11.7.05

O terrorismo como epidemia

O terrorismo com que hoje nos defrontamos não é causado nem pela miséria, nem pela opressão, nem pela humilhação, nem pelo preconceito cultural, nem sequer pelo fanatismo religioso, embora todos esses factores, e outros ainda, contribuam para lhe dar a feição que conhecemos.

Em última análise, o que se passa é que há uns tipos que têm um parafuso a menos e que por isso, na sua insanidade, julgam que matando gente a torto e a direito conseguirão encostar à parede não se sabe quem, e conseguir não se sabe o quê.

Este problema não tem solução, e, por isso, permanecerá connosco mesmo quando todas as actuais injustiças forem eliminadas e eventualmente substituídas por outras.

Embora eu diga que o problema não tem solução, é possível que os avanços da engenharia genética venham a breve trecho permitir-nos ajustar o tal parafuso que actualmente falta a certas pessoas. Só que essa solução repugna às nossas consciências, até porque, uma vez que se comece a apertar e a desapertar parafusos, ninguém sabe onde iremos parar.

Os fenómenos irracionais como o actual terrorismo associado ao fanatismo islâmico seguem um padrão evolutivo muito semelhante ao das epidemias virais: desencadeiam-se inesperadamente, expandem-se rapidamente, estabilizam e, finalmente, extinguem-se. Depois, sofrem mutações e ressurgem inesperadamente em diferentes lugares e diferenças circunstâncias. Um conhecimento mínimo da história do terrorismo mostra que é assim.

Por isso, sustento que a forma mais sensata e racional de encarar o terrorismo é como uma variedade de catástrofe natural. Isso significa que, embora se possa fazer muita coisa para detectar precocemente a preparação de actos terroristas, prevenir a eclosão das suas manifestações, controlar a sua expansão, minimizar os estragos que causa, e por aí fora, em última análise é impossível evitar que, aqui e ali, provoque alguns estragos que por vezes poderão atingir proporções colossais. Por outro lado, ele acabará mais tarde ou mais cedo por extinguir-se-á por si mesmo. Essa extinção será então festejada como uma grande vitória da guerra contra o terrorismo, mas na verdade terá pouco a ver com qualquer coisa que tenhamos feito.

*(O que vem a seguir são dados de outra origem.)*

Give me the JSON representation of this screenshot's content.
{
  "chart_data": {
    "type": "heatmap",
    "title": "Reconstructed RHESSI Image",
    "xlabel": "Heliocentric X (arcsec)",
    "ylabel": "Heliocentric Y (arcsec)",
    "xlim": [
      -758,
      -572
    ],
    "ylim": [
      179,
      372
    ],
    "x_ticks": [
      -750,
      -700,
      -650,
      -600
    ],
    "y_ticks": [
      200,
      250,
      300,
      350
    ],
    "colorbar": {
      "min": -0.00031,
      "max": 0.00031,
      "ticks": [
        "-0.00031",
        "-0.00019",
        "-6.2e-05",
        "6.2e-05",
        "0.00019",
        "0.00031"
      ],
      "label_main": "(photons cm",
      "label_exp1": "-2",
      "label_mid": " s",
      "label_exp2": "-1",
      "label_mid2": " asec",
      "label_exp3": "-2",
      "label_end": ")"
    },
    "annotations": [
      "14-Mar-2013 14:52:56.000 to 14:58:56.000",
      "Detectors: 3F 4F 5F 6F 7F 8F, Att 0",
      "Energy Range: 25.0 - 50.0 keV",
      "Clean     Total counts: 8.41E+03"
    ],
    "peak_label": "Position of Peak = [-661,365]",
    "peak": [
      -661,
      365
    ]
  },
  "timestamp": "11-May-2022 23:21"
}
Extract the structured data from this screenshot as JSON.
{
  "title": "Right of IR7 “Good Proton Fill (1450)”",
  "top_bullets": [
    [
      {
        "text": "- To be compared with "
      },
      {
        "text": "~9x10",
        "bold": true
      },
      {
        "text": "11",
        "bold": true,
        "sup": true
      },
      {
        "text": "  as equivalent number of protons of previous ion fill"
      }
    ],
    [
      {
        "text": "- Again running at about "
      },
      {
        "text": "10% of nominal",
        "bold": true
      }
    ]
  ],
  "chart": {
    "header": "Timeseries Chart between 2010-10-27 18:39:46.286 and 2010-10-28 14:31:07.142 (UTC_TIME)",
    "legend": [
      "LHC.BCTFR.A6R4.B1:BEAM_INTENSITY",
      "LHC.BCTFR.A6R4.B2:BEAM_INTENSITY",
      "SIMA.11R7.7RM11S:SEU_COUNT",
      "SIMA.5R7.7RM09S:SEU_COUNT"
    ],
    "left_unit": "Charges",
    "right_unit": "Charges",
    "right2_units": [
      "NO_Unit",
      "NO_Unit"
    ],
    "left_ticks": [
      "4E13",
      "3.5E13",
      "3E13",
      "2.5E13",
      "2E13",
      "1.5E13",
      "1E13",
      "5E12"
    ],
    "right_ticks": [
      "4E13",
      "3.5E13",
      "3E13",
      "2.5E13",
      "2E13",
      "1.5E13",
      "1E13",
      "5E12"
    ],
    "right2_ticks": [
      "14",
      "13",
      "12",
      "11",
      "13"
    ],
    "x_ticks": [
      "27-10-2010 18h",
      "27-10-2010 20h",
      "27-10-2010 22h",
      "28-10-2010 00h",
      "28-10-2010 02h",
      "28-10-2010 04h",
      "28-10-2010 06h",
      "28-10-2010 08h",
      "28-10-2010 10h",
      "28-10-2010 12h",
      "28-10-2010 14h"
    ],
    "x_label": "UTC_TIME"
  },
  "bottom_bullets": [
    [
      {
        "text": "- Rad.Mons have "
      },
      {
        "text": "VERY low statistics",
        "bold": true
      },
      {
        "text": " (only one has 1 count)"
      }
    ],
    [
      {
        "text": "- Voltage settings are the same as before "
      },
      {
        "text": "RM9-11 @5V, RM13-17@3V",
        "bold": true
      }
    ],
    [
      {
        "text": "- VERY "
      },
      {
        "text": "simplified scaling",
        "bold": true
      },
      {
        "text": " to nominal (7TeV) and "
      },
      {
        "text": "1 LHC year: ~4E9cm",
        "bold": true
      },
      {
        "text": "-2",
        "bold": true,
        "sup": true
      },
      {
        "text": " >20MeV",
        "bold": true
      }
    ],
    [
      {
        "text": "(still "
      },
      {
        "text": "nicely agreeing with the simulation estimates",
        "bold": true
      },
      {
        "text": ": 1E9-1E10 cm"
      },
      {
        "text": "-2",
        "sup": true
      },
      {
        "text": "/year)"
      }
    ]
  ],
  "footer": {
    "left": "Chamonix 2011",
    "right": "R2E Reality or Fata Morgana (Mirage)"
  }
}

Num plano estritamente objectivo, o problema do terrorismo tem uma dimensão, enquanto catástrofe humana, incomensuravelmente inferior à da sinistralidade rodoviária, dos tremores de terra e maremotos, da SIDA ou, principalmente, da malária. É portanto irracional mobilizar meios para o combater absolutamente desproporcionados em relação à dimensão real da ameaça.

Há quatro razões principais para a atribuição de uma absoluta prioridade ao combate ao terrorismo em detrimento de outros problemas que afligem a humanidade.

A primeira é o impacto mediático dos ataques, resultante da sua espectacularidade, que não pode deixar de impressionar o público e de pressionar os poderes políticos s tomarem medidas para «resolver» o problema. Os terroristas sabem que operam no negócio dos conteúdos, e não recuam perante nenhum efeito especial, por mais cruel que se afigure.

A segunda resulta de, ao contrário das catástrofes naturais, os actos terroristas decorrerem da acção deliberada de seres humanos, o que faz pensar que talvez eles possam ser dissuadidos, pela persuasão ou pela violência. de levá-los a cabo. Podia-se escrever um tratado sobre isto.

A terceira é a percepção (errada) de que a ameaça terrorista pode ser esconjurada de forma drástica e definitiva, na condição de ser atacada de uma forma persistente e resoluta e de ocorrer uma mobilização total do Estado e da sociedade para o combater. É o mito da «guerra contra o terrorismo», em si mesmo uma nova manifestação da ideologia totalitária contemporânea.

A quarta é o facto de uma exagerada preocupação com o terrorismo ser extremamente conveniente para, por um lado, impor uma agenda política dominada pelo medo e, por outro, persuadir os cidadãos a tolerarem entorses mais ou menos permanente às liberdades e garantias individuais em nome das exigências da segurança colectiva.